EX-3.(II) 2 c05529exv3wxiiy.htm BY-LAWS exv3wxiiy
 

Exhibit 3(ii). Bylaws.
A new Section 11 was added to the Bylaws, as set forth below, and the remaining numbered paragraphs of the Bylaws were renumbered accordingly:
11. A shareholder must provide written notice of any proposal to be submitted at an annual meeting and such notice must be delivered to the Secretary of the Company so as to be received at the Company’s principal executive offices not less than 120 days in advance of the date of the Company’s proxy statement released to its shareholders in connection with the previous year’s annual meeting of shareholders, except that if no annual meeting was held in the previous year or the date of the annual meeting has been changed by more than 30 days from the date contemplated at the time of the previous year’s proxy statement, such notice must be so received a reasonable time before the solicitation is made. Each such notice shall set forth as to each matter the shareholder proposes to bring before the annual meeting (a) a brief description of the business desired to be brought before the annual meeting and the reasons for conducting such business at the annual meeting; (b) the name and address of the shareholder proposing such business; (c) the number of share of the corporation which are beneficially owned by the shareholder; (d) any material interest of the shareholder in such business; and (e) such other information regarding such business as would be required to be included in a proxy statement filed pursuant to the proxy rules of the Securities and Exchange Commission had the matter been proposed by the Company’s Board of Directors. Notwithstanding anything in these Bylaws to the contrary, no business shall be considered properly brought before an annual meeting by a shareholder unless it is brought in accordance with the procedures set forth in this Section.

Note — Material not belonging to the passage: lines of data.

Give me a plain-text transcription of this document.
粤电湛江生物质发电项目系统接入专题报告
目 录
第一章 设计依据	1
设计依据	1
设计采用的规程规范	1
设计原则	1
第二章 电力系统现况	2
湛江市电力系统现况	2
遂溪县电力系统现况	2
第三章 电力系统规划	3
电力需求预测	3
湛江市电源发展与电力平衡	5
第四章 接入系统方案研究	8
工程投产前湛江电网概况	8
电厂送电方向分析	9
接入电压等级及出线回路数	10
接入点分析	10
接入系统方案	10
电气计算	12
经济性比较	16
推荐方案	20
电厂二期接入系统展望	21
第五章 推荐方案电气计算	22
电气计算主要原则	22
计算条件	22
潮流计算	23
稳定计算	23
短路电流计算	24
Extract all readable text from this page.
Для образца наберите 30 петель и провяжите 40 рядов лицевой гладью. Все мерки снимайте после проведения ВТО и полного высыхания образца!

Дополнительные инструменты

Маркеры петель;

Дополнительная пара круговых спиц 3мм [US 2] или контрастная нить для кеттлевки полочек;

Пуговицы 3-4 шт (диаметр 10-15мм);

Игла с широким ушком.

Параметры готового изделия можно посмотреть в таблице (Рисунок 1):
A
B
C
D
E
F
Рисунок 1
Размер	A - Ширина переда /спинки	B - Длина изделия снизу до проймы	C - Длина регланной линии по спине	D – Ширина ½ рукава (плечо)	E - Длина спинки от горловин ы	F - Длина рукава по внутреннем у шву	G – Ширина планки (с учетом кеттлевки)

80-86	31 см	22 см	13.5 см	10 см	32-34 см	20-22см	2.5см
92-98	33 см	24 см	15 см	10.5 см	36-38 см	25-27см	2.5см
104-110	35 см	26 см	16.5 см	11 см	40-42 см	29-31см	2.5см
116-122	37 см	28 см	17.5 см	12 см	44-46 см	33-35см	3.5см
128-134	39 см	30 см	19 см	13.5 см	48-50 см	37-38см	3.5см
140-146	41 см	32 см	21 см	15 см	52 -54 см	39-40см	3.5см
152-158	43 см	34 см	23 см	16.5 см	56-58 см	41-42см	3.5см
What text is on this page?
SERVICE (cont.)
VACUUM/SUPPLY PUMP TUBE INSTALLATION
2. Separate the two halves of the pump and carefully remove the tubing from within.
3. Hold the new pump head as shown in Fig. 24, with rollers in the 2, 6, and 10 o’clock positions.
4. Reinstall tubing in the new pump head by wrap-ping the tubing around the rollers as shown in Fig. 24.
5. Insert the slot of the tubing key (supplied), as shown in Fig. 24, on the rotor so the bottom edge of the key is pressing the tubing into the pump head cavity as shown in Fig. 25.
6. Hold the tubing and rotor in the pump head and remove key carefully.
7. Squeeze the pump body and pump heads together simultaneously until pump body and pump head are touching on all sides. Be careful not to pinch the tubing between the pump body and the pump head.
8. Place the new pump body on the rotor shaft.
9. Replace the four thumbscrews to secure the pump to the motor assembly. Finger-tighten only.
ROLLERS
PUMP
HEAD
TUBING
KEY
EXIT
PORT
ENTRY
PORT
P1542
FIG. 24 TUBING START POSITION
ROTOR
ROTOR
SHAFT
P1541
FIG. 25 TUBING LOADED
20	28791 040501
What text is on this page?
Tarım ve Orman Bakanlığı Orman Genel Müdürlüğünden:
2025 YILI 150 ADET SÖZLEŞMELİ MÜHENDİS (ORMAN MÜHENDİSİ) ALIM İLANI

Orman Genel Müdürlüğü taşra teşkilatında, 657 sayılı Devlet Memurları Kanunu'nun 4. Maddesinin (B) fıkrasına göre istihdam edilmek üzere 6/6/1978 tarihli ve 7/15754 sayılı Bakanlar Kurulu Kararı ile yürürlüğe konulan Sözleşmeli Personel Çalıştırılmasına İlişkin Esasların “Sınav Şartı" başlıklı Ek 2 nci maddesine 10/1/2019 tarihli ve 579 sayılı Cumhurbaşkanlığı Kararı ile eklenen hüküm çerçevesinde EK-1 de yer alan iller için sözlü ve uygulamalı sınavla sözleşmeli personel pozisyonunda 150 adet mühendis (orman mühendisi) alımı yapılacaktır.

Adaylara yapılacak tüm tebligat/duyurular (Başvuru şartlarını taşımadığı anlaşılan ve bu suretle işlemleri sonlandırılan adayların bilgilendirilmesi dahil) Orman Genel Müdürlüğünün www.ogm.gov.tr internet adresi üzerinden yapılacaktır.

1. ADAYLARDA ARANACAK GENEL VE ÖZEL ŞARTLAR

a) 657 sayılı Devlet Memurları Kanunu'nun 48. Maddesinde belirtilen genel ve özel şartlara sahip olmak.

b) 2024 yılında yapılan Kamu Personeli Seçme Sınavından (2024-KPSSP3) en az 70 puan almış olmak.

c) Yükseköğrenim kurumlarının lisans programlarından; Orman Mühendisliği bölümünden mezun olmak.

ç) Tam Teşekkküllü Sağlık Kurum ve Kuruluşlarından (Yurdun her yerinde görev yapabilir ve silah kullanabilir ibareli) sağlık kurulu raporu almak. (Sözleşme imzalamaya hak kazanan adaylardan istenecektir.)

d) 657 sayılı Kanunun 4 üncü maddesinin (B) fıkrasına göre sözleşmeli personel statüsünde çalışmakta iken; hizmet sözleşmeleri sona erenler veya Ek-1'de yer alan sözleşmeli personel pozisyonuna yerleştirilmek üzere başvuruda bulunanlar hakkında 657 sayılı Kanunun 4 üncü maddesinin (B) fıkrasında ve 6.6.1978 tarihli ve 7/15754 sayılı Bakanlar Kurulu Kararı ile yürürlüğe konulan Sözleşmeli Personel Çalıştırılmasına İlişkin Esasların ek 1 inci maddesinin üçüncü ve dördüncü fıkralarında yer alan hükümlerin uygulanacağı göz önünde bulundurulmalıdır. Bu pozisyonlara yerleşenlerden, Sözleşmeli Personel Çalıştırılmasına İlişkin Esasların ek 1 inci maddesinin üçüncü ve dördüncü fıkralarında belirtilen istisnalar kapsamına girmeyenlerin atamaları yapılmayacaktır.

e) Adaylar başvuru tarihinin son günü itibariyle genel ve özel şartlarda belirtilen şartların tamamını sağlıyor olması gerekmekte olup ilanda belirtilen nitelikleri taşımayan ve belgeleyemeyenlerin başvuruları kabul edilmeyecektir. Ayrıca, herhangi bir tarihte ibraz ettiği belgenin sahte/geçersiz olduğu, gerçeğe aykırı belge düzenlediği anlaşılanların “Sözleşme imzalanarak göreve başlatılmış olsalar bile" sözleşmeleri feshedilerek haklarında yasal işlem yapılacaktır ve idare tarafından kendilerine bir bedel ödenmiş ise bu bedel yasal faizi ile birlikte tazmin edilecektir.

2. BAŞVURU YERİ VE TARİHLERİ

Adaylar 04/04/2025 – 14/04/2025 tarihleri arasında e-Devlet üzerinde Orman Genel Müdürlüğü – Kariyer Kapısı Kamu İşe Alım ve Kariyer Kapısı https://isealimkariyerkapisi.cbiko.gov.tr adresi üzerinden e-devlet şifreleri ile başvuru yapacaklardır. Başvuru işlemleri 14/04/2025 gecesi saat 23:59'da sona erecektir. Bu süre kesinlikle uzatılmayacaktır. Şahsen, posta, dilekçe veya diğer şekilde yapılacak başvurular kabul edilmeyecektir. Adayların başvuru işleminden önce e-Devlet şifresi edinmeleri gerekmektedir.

Further, existing Section 22 of the Bylaws, which currently reads as follows:
Special meetings of the Board may be called by the President on three (3) days’ notice to each director, either personally or by mail, telegram or facsimile; special meetings shall be called by the President or Secretary in like manner and on like notice, on the written request of two (2) or more directors.
was replaced in its entirety with the following:
Special meetings of the Board may be called by the President on twenty-four (24) hours’ notice to each director, either personally or by mail, telegram or facsimile, telephone, electronic mail, electronic posting, any other form of electronic communication or any other appropriate means of communication; special meetings shall be called by the President or Secretary in like manner and on like notice, on the written request of two (2) or more directors. Notice of any meeting of the Board of may be waived by any director either before, at, or after such meeting orally or in a writing signed by such director. A director, by his or her attendance at any meeting of the Board, shall be deemed to have waived notice of such meeting, except where the director objects at the beginning of the meeting to the transaction of business because the meeting is not lawfully called or convened and does not participate thereafter in the meeting.